The co-infected and mono-infected participants in this study differed in several important respects. Although they had similar knowledge scores and attitudes in this study, co-infected participants had more HCV treatment knowledge, more HIV knowledge and fewer perceived stigma from HCV. Their knowledge about HCV treatment and HIV may be attributed to their ongoing HIV care, as co-infected populations have been found to receive more hepatitis-related follow-up care [24]. Co-infected individuals may report less HCV-associated stigma than mono-infected individuals because they may perceive having HIV as more stigmatizing to the extent that their HCV seems relatively less important to them [25]. Other differences (i.e. age, race, sexual orientation and psychiatric diagnosis) between mono-infected and co-infected patients found in this study could relate to barriers to HCV treatment, especially in the co-infected populations. Studies have found that co-infected populations encounter additional treatment barriers related to their higher prevalence of medical and psychiatric contraindications to HCV medications and ongoing substance use [26, 27]. Knowledge about HCV, nevertheless, was equivalent in mono-infected and co-infected patients in this study. Thus, although this study found that mono-infected and co-infected patients shared many similar HCV knowledge deficits and attitudes towards HCV treatment and disease, the co-infected patients may have additional psychosocial factors that serve as treatment barriers.

Hepatitis C virus knowledge improved significantly after the education intervention even in those who had attitudes reflecting indifference or shame towards HCV disease and treatment. Improving knowledge through education has been shown to increase willingness of patients with HCV to obtain treatment [28]. However, re-education and ongoing support may be necessary to maintain patients' knowledge level about HCV [29]. There also remains a need to develop interventions that could specifically modify attitudes towards HCV treatment.

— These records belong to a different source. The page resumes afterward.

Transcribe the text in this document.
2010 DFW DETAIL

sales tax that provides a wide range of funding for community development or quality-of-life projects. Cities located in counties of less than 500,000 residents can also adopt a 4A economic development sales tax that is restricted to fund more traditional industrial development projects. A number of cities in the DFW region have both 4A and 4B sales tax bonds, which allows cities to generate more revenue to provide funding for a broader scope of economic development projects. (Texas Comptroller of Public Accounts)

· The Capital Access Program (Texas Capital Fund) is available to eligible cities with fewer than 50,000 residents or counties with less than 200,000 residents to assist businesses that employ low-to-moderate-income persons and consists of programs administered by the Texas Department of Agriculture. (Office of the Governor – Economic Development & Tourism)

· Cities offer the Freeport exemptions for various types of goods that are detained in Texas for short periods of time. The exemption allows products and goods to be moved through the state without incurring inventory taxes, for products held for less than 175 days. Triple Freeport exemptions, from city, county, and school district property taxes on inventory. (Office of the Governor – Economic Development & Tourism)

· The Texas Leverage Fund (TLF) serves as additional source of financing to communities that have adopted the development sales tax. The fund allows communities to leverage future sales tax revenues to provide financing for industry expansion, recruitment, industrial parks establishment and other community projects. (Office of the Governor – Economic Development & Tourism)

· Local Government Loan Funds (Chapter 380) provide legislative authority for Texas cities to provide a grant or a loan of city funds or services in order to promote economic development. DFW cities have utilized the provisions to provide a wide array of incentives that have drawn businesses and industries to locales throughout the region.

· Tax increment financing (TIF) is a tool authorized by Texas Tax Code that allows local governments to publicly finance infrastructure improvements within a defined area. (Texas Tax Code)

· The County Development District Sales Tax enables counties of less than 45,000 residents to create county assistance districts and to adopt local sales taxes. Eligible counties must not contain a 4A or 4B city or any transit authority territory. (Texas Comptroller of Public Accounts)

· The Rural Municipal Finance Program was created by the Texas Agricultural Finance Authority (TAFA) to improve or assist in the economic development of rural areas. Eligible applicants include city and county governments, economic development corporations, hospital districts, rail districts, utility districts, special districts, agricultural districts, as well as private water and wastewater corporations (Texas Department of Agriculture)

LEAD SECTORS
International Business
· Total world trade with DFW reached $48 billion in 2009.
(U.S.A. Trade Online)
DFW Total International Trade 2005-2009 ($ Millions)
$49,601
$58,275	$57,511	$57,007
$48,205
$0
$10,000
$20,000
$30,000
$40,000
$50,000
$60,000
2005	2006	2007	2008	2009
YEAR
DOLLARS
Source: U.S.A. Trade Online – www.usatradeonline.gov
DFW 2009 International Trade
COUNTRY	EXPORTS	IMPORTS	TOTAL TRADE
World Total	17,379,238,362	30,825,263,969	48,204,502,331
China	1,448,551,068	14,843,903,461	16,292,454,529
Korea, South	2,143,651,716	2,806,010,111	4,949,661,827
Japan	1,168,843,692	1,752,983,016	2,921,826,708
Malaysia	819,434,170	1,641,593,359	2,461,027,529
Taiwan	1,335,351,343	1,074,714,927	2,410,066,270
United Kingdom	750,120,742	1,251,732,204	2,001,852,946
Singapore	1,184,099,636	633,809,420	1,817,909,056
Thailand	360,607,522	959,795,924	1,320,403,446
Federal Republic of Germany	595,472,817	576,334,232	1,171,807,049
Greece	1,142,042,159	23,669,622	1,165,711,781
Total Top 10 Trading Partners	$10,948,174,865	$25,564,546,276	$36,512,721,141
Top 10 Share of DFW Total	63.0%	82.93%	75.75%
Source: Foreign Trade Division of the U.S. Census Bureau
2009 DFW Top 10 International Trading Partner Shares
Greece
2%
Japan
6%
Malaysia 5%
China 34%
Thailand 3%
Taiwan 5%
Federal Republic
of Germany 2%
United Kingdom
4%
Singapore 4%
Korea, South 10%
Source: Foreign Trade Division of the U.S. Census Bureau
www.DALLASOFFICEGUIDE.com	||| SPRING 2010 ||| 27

There were several study limitations. First, the sample population came from an indigent care setting and may not accurately reflect the level of HCV knowledge and attitudes among the general population. They were also selected nonsystematically, which could have introduced bias. Second, the cross-sectional survey could not determine the direction of causality in the association between knowledge and specific attitudes. Third, the differences in demographic factors between mono-infected and co-infected participants could introduce bias with regard to knowledge and attitudes, but the sample size was insufficient to adjust for these variables. Information regarding participants' suitability for HCV treatment such as medical co-comorbidities and psychiatric stability also was not obtained to evaluate the attitude differences between those who are reasonable treatment candidates and those who have relative contraindications. Fourth, differences in knowledge scores in subpopulations such as injection drug use versus those who acquired HCV from transfusions could not be explored due to the sample size. Further, the survey assessment relied on self-reported data, which depended on participants' effort and honesty. An important study limitation was that the cross-sectional survey did not examine the association of both knowledge and attitudes on HCV treatment-seeking behaviour nor was the change in knowledge scores through education intervention compared with change in health-seeking behaviour. Because both knowledge and attitudes may directly affect health behaviour, as described by the IMB model, further studies are needed to examine these correlations.

This study demonstrated that knowledge about HCV infection and treatment was limited among HCV-infected and HIV/HCV-infected individuals in an urban indigent care setting. Even so, knowledge improved after a brief education session. For the most part, participants did believe their hepatitis C was important; however, they were fearful about having HCV. Neither of these attitudes was associated with limited knowledge; in contrast, attitudes related to shame and indifference were associated with lower HCV knowledge scores. Future studies are needed to effectively change attitudes and determine whether those changes will affect health behaviour among mono-infected and co-infected populations.